1. Aaron Copland’s Lincoln Portrait sets the precedent for Presidential music. Narration cobbled from Abraham Lincoln’s quotes is accompanied by an austere orchestration. The sobering work served as a galvanizing statement when Copland premiered it in 1942, five months after Pearl Harbor was bombed, and embodies what Americans expect from the president.
2. Nixon is probably not included in pantheon of great American Presidents, but his 1972 trip to China is one of the great diplomatic journeys for the commander-in-chief. It’s chronicled in John Adams's heralded opera, Nixon in China. The opera received its Metropolitan premiere to much fanfare this season and spurred a number of reflections on that trip from 39 reporters and diplomats.

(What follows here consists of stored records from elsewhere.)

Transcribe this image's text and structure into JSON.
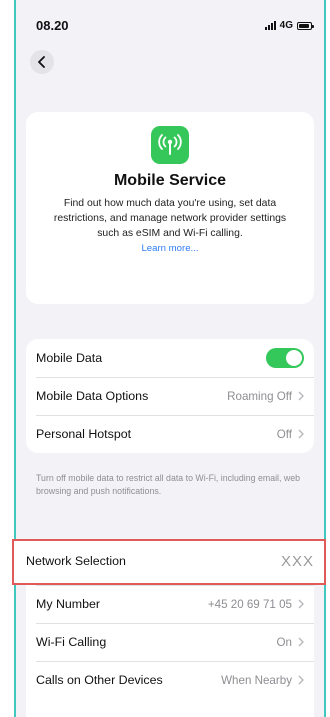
{
  "status_bar": {
    "time": "08.20",
    "network": "4G"
  },
  "info_card": {
    "title": "Mobile Service",
    "description": "Find out how much data you're using, set data restrictions, and manage network provider settings such as eSIM and Wi-Fi calling.",
    "link": "Learn more..."
  },
  "data_group": {
    "mobile_data": {
      "label": "Mobile Data",
      "enabled": true
    },
    "data_options": {
      "label": "Mobile Data Options",
      "value": "Roaming Off"
    },
    "hotspot": {
      "label": "Personal Hotspot",
      "value": "Off"
    }
  },
  "note": "Turn off mobile data to restrict all data to Wi-Fi, including email, web browsing and push notifications.",
  "network_group": {
    "network_selection": {
      "label": "Network Selection",
      "value": "XXX"
    },
    "my_number": {
      "label": "My Number",
      "value": "+45 20 69 71 05"
    },
    "wifi_calling": {
      "label": "Wi-Fi Calling",
      "value": "On"
    },
    "other_devices": {
      "label": "Calls on Other Devices",
      "value": "When Nearby"
    }
  },
  "colors": {
    "accent_green": "#34c759",
    "link_blue": "#2f7cf6",
    "highlight_red": "#e05a5a"
  }
}
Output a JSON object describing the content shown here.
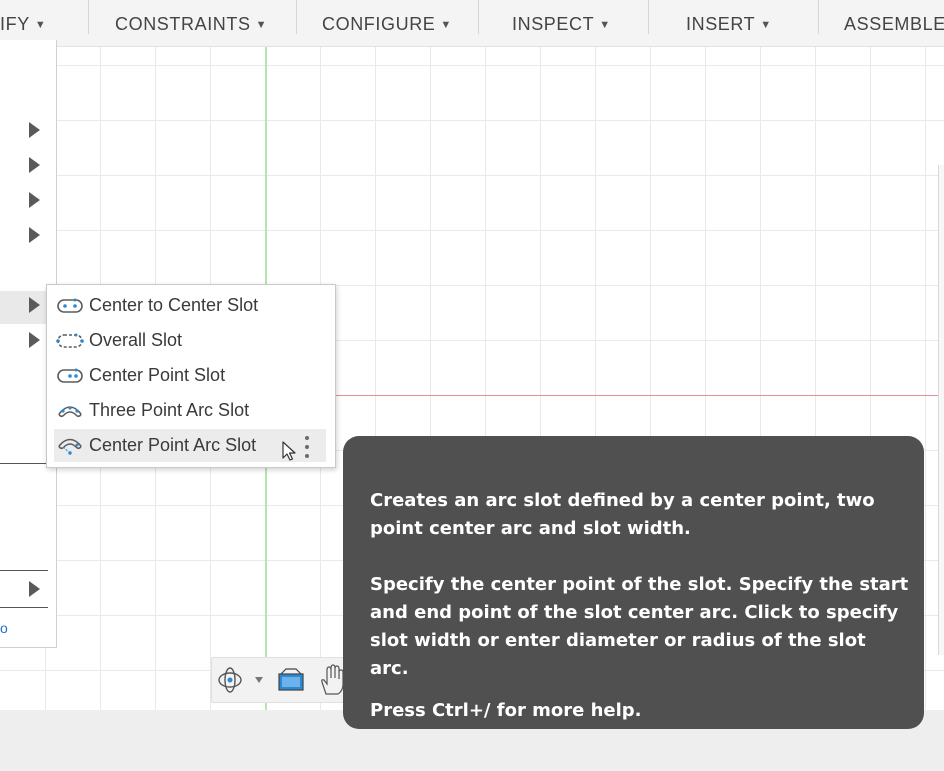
{
  "toolbar": {
    "items": [
      {
        "label": "IFY",
        "has_menu": true
      },
      {
        "label": "CONSTRAINTS",
        "has_menu": true
      },
      {
        "label": "CONFIGURE",
        "has_menu": true
      },
      {
        "label": "INSPECT",
        "has_menu": true
      },
      {
        "label": "INSERT",
        "has_menu": true
      },
      {
        "label": "ASSEMBLE",
        "has_menu": false
      }
    ],
    "caret": "▼"
  },
  "slot_menu": {
    "items": [
      {
        "label": "Center to Center Slot",
        "icon": "center-to-center-slot-icon"
      },
      {
        "label": "Overall Slot",
        "icon": "overall-slot-icon"
      },
      {
        "label": "Center Point Slot",
        "icon": "center-point-slot-icon"
      },
      {
        "label": "Three Point Arc Slot",
        "icon": "three-point-arc-slot-icon"
      },
      {
        "label": "Center Point Arc Slot",
        "icon": "center-point-arc-slot-icon",
        "highlighted": true
      }
    ]
  },
  "tooltip": {
    "description": "Creates an arc slot defined by a center point, two point center arc and slot width.",
    "instructions": "Specify the center point of the slot. Specify the start and end point of the slot center arc. Click to specify slot width or enter diameter or radius of the slot arc.",
    "help_hint": "Press Ctrl+/ for more help."
  },
  "left_menu": {
    "partial_text": "o"
  },
  "colors": {
    "icon_blue": "#2a8ad4",
    "tooltip_bg": "#505050",
    "axis_green": "#b6e6b0",
    "axis_red": "#e58f95"
  }
}
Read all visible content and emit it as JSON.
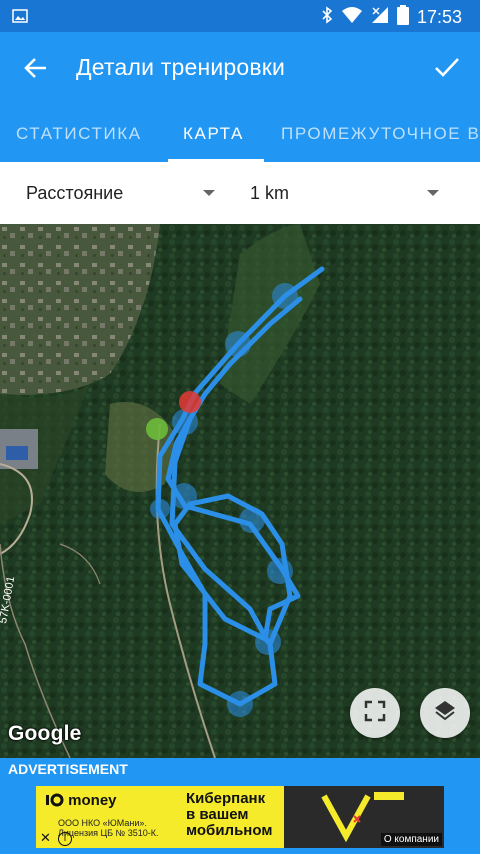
{
  "status_bar": {
    "time": "17:53",
    "icons": [
      "image-icon",
      "bluetooth-icon",
      "wifi-icon",
      "signal-icon",
      "battery-icon"
    ]
  },
  "app_bar": {
    "title": "Детали тренировки",
    "back_icon": "arrow-back-icon",
    "confirm_icon": "check-icon"
  },
  "tabs": [
    {
      "label": "СТАТИСТИКА",
      "active": false
    },
    {
      "label": "КАРТА",
      "active": true
    },
    {
      "label": "ПРОМЕЖУТОЧНОЕ В",
      "active": false
    }
  ],
  "selectors": {
    "metric": "Расстояние",
    "interval": "1 km"
  },
  "map": {
    "attribution": "Google",
    "road_label": "57K-0001",
    "route_color": "#2b8fe8",
    "start_color": "#6dbb3b",
    "finish_color": "#e53935",
    "buttons": [
      "fullscreen-icon",
      "layers-icon"
    ]
  },
  "ad": {
    "label": "ADVERTISEMENT",
    "brand": "money",
    "license_text": "ООО НКО «ЮМани». Лицензия ЦБ № 3510-К.",
    "headline_1": "Киберпанк",
    "headline_2": "в вашем",
    "headline_3": "мобильном",
    "company_link": "О компании",
    "accent_color": "#f5eb2a"
  }
}
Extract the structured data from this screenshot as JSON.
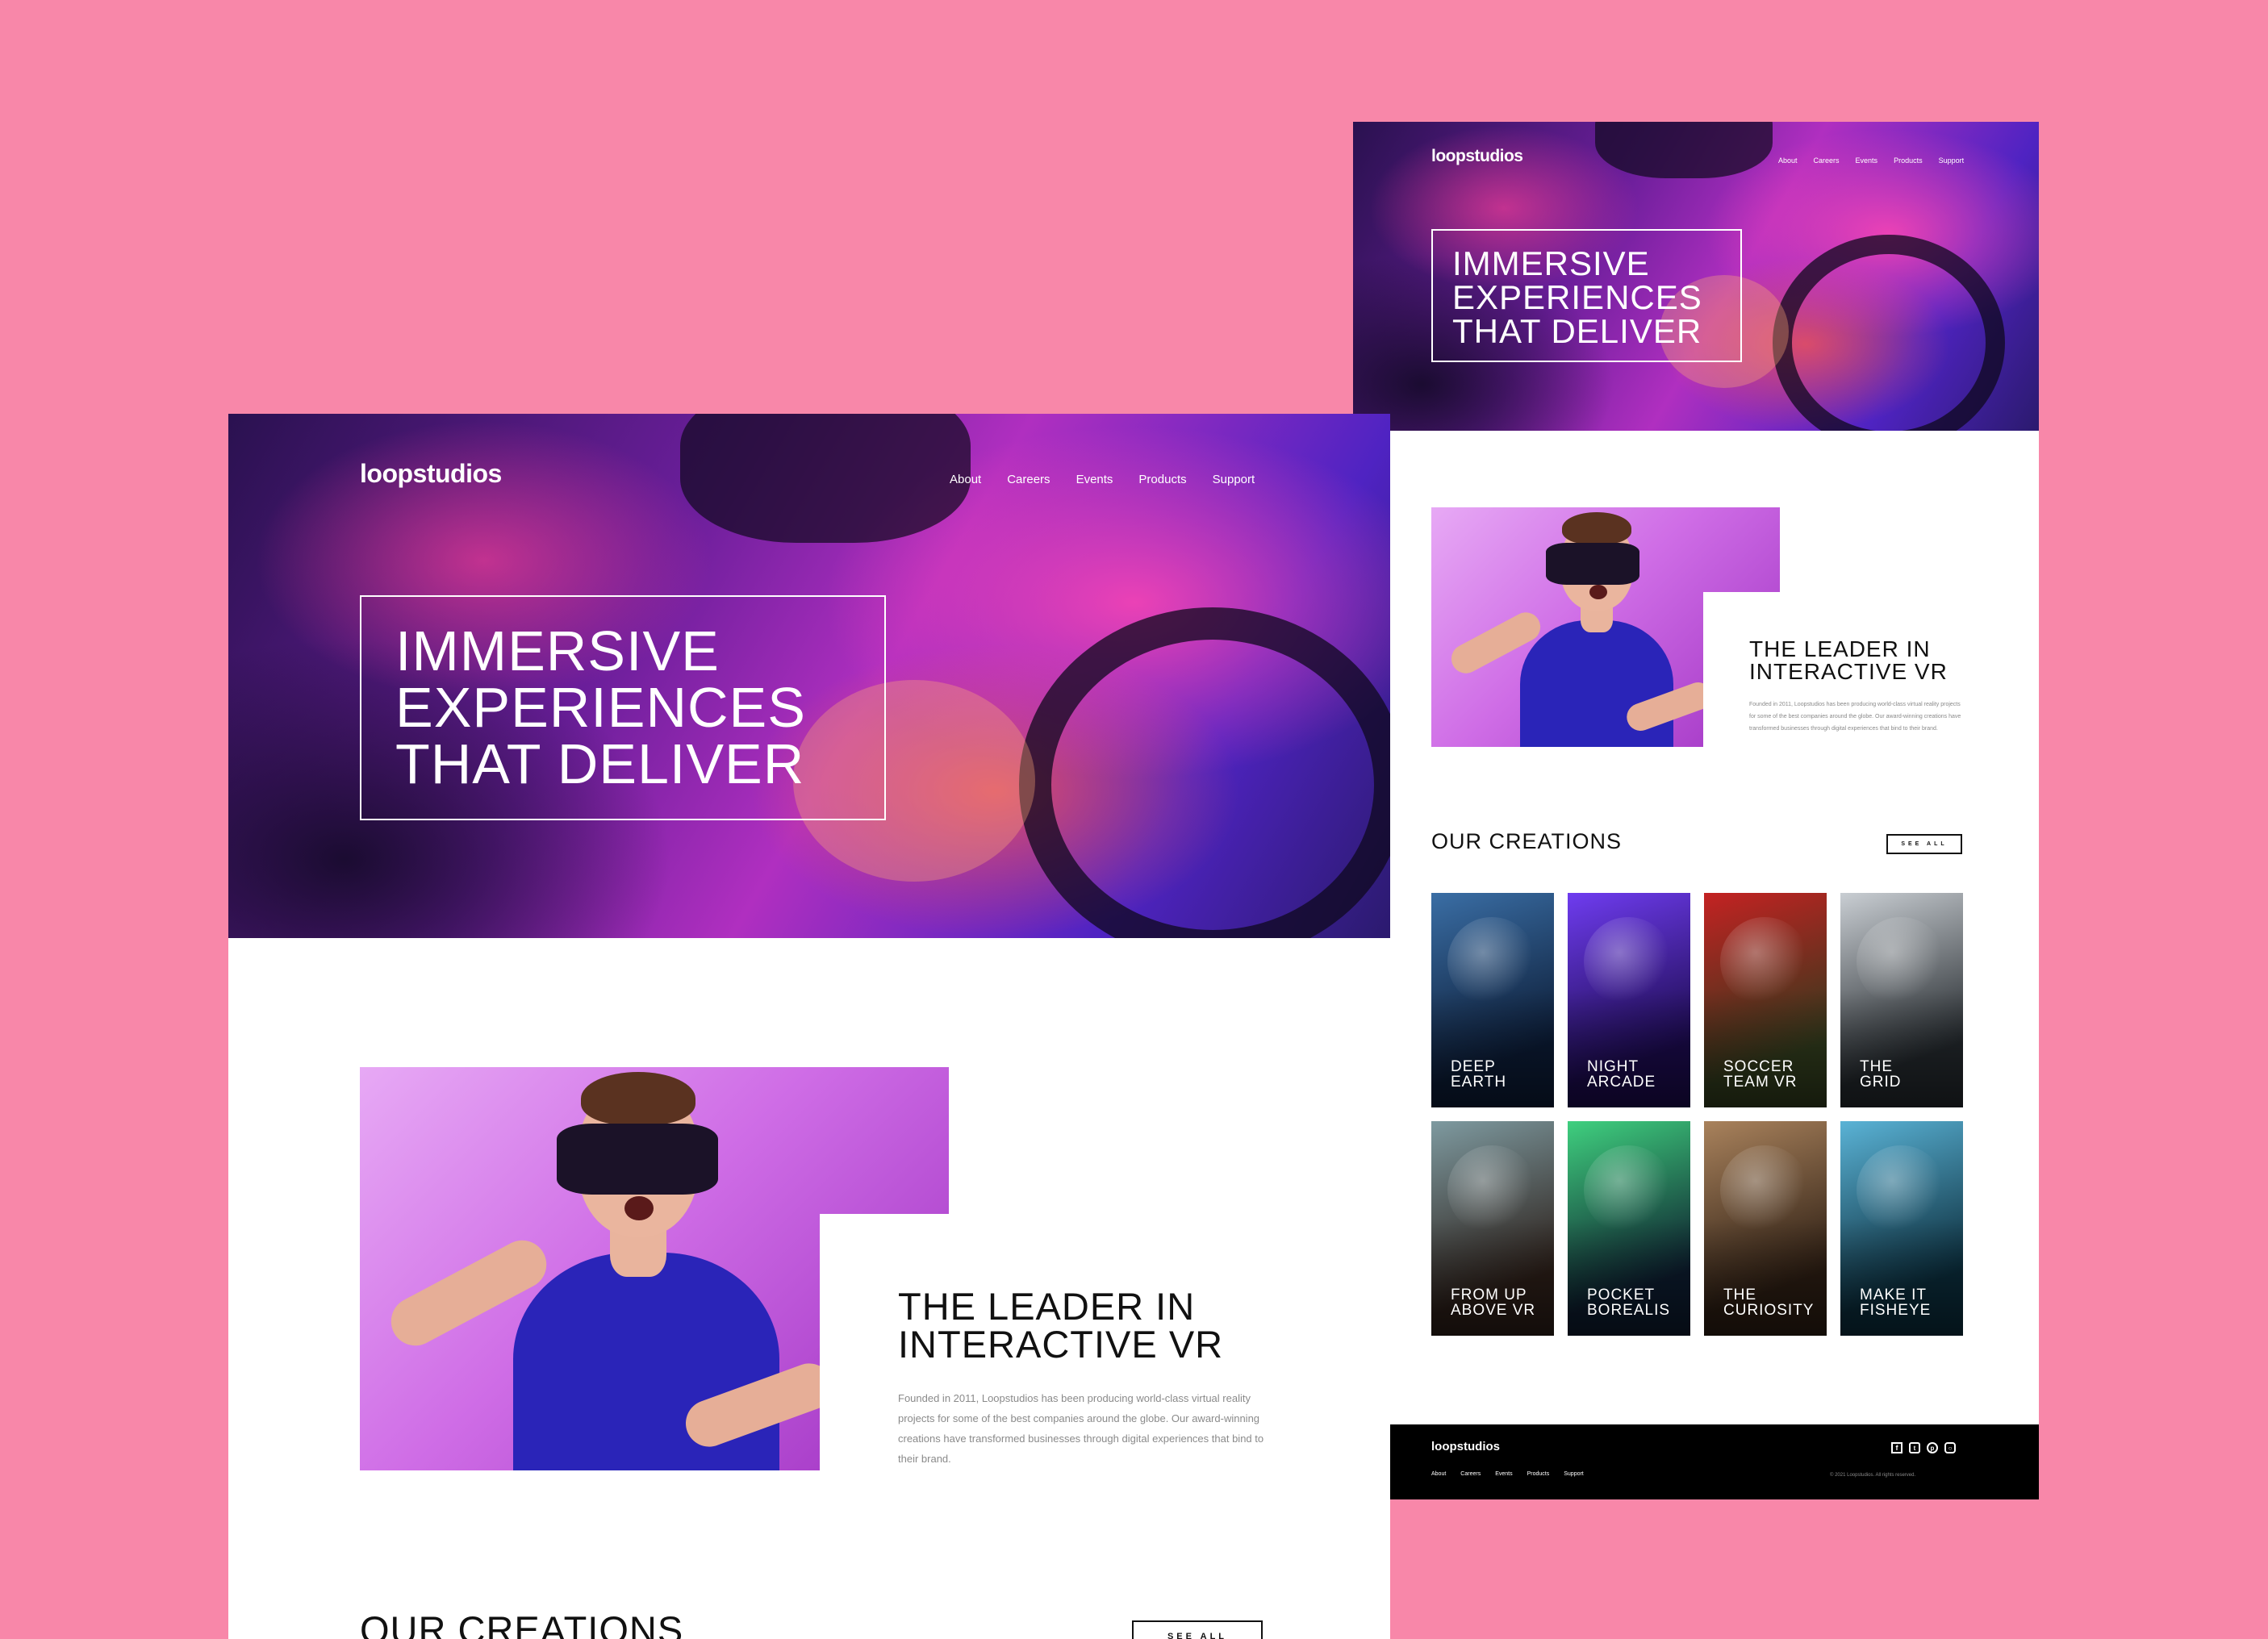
{
  "brand": {
    "logo": "loopstudios"
  },
  "nav": [
    "About",
    "Careers",
    "Events",
    "Products",
    "Support"
  ],
  "hero": {
    "lines": [
      "IMMERSIVE",
      "EXPERIENCES",
      "THAT DELIVER"
    ]
  },
  "leader": {
    "title_lines": [
      "THE LEADER IN",
      "INTERACTIVE VR"
    ],
    "text": "Founded in 2011, Loopstudios has been producing world-class virtual reality projects for some of the best companies around the globe. Our award-winning creations have transformed businesses through digital experiences that bind to their brand."
  },
  "creations": {
    "title": "OUR CREATIONS",
    "see_all": "SEE ALL",
    "items": [
      {
        "lines": [
          "Deep",
          "Earth"
        ],
        "icon": "earth-image",
        "colors": [
          "#0b1a33",
          "#3a6ea5"
        ]
      },
      {
        "lines": [
          "Night",
          "Arcade"
        ],
        "icon": "arcade-image",
        "colors": [
          "#1a0a4a",
          "#6f3cf0"
        ]
      },
      {
        "lines": [
          "Soccer",
          "Team VR"
        ],
        "icon": "soccer-image",
        "colors": [
          "#2f3a1c",
          "#c42222"
        ]
      },
      {
        "lines": [
          "The",
          "Grid"
        ],
        "icon": "car-image",
        "colors": [
          "#22272b",
          "#c9ced3"
        ]
      },
      {
        "lines": [
          "From Up",
          "Above VR"
        ],
        "icon": "aerial-image",
        "colors": [
          "#2a1d17",
          "#7e9aa0"
        ]
      },
      {
        "lines": [
          "Pocket",
          "Borealis"
        ],
        "icon": "aurora-image",
        "colors": [
          "#0c1a2c",
          "#3fd07f"
        ]
      },
      {
        "lines": [
          "The",
          "Curiosity"
        ],
        "icon": "rover-image",
        "colors": [
          "#2a1c12",
          "#a9825c"
        ]
      },
      {
        "lines": [
          "Make it",
          "Fisheye"
        ],
        "icon": "fisheye-image",
        "colors": [
          "#0a2a38",
          "#5ab3d6"
        ]
      }
    ]
  },
  "footer": {
    "logo": "loopstudios",
    "nav": [
      "About",
      "Careers",
      "Events",
      "Products",
      "Support"
    ],
    "social": [
      "facebook-icon",
      "twitter-icon",
      "pinterest-icon",
      "instagram-icon"
    ],
    "copyright": "© 2021 Loopstudios. All rights reserved."
  },
  "colors": {
    "background": "#f887a9",
    "text_dark": "#111111",
    "text_gray": "#8a8a8a"
  }
}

3. Steven Stucky’s August 4, 1964 peers into the Lyndon B. Johnson White House on a day that marked pivotal points in both the Vietnam quagmire and the civil rights movement. With the specter of John F. Kennedy’s assassination still lingering, LBJ must simultaneously confront his secretary of defense, Robert McNamara, who brings news of an attack on American warships, and the mothers of two civil rights activists who were killed.
4. The fruits of Judith Clurman’s Mr. Presidentproject are being unveiled at this moment. Clurman, a conductor and teacher, commissioned 16 composers to each write a 90-second song for the commander-in-chief of his or her choice. The pieces vary from Samuel Adler's take on FDR to Milton Babbitt’s dedication to James Madison.
5. It’s considered more a Broadway musical—one that lasted barely a week on the Great White Way—but Leonard Bernstein’s 1600 Pennsylvania Avenue makes quite an musical impression, even if the book never had many admirers. The Collegiate Chorale extracted the score to perform what it called a White House Cantata in 2008, the year of Bernstein’s 90th birthday. Well before then, the musical’s most famous song “Take Care of this House” had a life outside the ill-fated musical. It was even sung at Jimmy Carter’s inauguration.